僕は、日本人は神様とか仏様とかに対する信仰心が比較的薄い民族だと思っている。もちろん、それが悪いことだとは全く思っていないし、そもそも日本にはいろんな宗教が混在していて、この宗教が支配的だ、みたいなのがないゆえに、ある一つの宗教や信仰が浸透しにくいのかもしれない。だからこそ、僕が三回にわたって紹介してきた『イリアス』は、読者諸兄にとって実に新鮮な内容だったのではないだろうか。そして僕も、できるだけ読者諸兄が『イリアス』を新鮮で面白いと思ってもらえるような内容にできるよう心掛けた。

『イリアス』は、岩波文庫版で上下巻、だいたいトータルで800頁近く、非常に中身の濃い本だ。それゆえに、あらすじをできるだけ簡潔にまとめるだけでもかなり苦労したし、紹介できた読みどころもほんの一部に過ぎない。だから僕が書いてきた内容が、はっきり言って、自分の伝えたいこと、書きたいことを上手く形にできたとも、それをうまく読者諸兄に伝えられたとも思っていない。そもそもPart1を書き始めた時点で、ブログをはじめて間もない自分が、まだ2回しか読んでいない古典の中の古典『イリアス』を紹介しようなんていう試みをやるなんて、僕の手に余ると感じていた。それでも書き続けてなんとか形にできたのは、それだけ僕が『イリアス』を気に入っているとともに、この『イリアス』の面白さをなんとか誰かに伝えたいという思いが強かったからだろう。僕たちがこの世界で生きていて、時々人間業とは思えないような偶然的、奇跡的、悲劇的出来事を目にすることがあると思う。そんな時、僕は時々、オリュンポスの神々の仕業かな、なんて思ったりする。そしてこういう風に思えた時、自分の生きている世界を今までとは違った見方で見ることができる。それが、『イリアス』が、あるいはギリシア神話が僕に教えてくれたことだ。そして僕は、僕がギリシア神話から教えてもらったことを発信したいと思った。
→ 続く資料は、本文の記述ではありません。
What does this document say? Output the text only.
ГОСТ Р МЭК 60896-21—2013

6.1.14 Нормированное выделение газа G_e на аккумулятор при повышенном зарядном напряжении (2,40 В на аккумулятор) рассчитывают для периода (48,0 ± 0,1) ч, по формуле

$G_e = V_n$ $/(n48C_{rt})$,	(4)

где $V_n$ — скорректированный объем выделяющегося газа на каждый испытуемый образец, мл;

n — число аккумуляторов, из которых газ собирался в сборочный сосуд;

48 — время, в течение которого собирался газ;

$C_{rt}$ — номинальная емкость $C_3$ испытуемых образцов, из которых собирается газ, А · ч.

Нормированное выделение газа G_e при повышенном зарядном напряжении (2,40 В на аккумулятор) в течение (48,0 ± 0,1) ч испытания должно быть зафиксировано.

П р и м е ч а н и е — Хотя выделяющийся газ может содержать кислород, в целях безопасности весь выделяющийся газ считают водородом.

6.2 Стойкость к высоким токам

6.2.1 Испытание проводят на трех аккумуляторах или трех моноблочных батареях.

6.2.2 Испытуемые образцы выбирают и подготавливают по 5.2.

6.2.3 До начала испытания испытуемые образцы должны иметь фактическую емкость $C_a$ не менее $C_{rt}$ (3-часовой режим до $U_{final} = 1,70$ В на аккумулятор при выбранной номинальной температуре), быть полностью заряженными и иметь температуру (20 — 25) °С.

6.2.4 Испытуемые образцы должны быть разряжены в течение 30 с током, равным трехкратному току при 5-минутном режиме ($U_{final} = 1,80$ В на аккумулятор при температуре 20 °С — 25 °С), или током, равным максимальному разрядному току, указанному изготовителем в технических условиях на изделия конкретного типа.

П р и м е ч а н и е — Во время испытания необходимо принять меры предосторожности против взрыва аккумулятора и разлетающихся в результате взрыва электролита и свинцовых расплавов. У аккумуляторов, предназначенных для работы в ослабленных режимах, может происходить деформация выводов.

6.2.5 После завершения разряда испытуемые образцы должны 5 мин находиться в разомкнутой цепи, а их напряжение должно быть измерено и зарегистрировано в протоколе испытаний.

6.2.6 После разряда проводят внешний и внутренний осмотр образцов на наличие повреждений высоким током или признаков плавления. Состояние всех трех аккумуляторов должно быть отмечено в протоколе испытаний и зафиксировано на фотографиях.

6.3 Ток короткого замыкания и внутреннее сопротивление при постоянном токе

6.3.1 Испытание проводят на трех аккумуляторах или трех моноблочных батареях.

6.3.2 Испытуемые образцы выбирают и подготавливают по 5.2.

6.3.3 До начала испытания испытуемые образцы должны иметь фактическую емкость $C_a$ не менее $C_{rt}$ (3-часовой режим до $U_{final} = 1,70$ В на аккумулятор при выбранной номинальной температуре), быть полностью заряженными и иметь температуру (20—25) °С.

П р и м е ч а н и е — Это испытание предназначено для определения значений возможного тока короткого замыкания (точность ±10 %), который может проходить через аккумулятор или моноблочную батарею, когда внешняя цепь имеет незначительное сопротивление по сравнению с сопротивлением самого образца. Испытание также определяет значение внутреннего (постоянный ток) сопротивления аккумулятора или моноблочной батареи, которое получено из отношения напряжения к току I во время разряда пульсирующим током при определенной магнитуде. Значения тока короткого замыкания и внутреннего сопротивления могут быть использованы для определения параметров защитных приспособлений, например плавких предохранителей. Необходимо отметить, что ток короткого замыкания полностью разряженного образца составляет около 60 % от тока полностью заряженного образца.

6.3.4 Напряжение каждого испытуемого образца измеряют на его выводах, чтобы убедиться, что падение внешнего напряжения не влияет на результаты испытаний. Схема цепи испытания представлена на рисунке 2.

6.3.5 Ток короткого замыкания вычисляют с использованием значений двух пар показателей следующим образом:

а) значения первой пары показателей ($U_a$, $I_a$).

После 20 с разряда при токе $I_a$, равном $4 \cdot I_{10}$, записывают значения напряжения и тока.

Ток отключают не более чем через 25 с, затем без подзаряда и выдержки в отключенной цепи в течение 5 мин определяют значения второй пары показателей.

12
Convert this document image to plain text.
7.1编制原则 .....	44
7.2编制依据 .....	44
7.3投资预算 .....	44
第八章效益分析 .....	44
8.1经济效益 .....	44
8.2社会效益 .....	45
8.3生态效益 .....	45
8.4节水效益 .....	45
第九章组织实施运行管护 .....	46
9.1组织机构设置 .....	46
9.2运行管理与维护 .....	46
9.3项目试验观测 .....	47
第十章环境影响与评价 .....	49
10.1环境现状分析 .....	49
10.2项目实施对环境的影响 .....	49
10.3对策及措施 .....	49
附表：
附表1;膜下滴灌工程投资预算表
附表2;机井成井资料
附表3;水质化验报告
正直に言おう。今の段階で、僕がこれまで『イリアス』について書いてきたことの内容を読む人に伝えられた自信はない。そしてそもそもそれが僕の目指すゴールではない。僕の目指すゴールは、僕が書いてきたものを読んで、『イリアス』を読んでみたい、ギリシア神話について詳しく知りたい、と思ってもらうことだ。その時に初めて、僕の書いてきた文章たちはその役目を全うし、僕は救済されるのだ。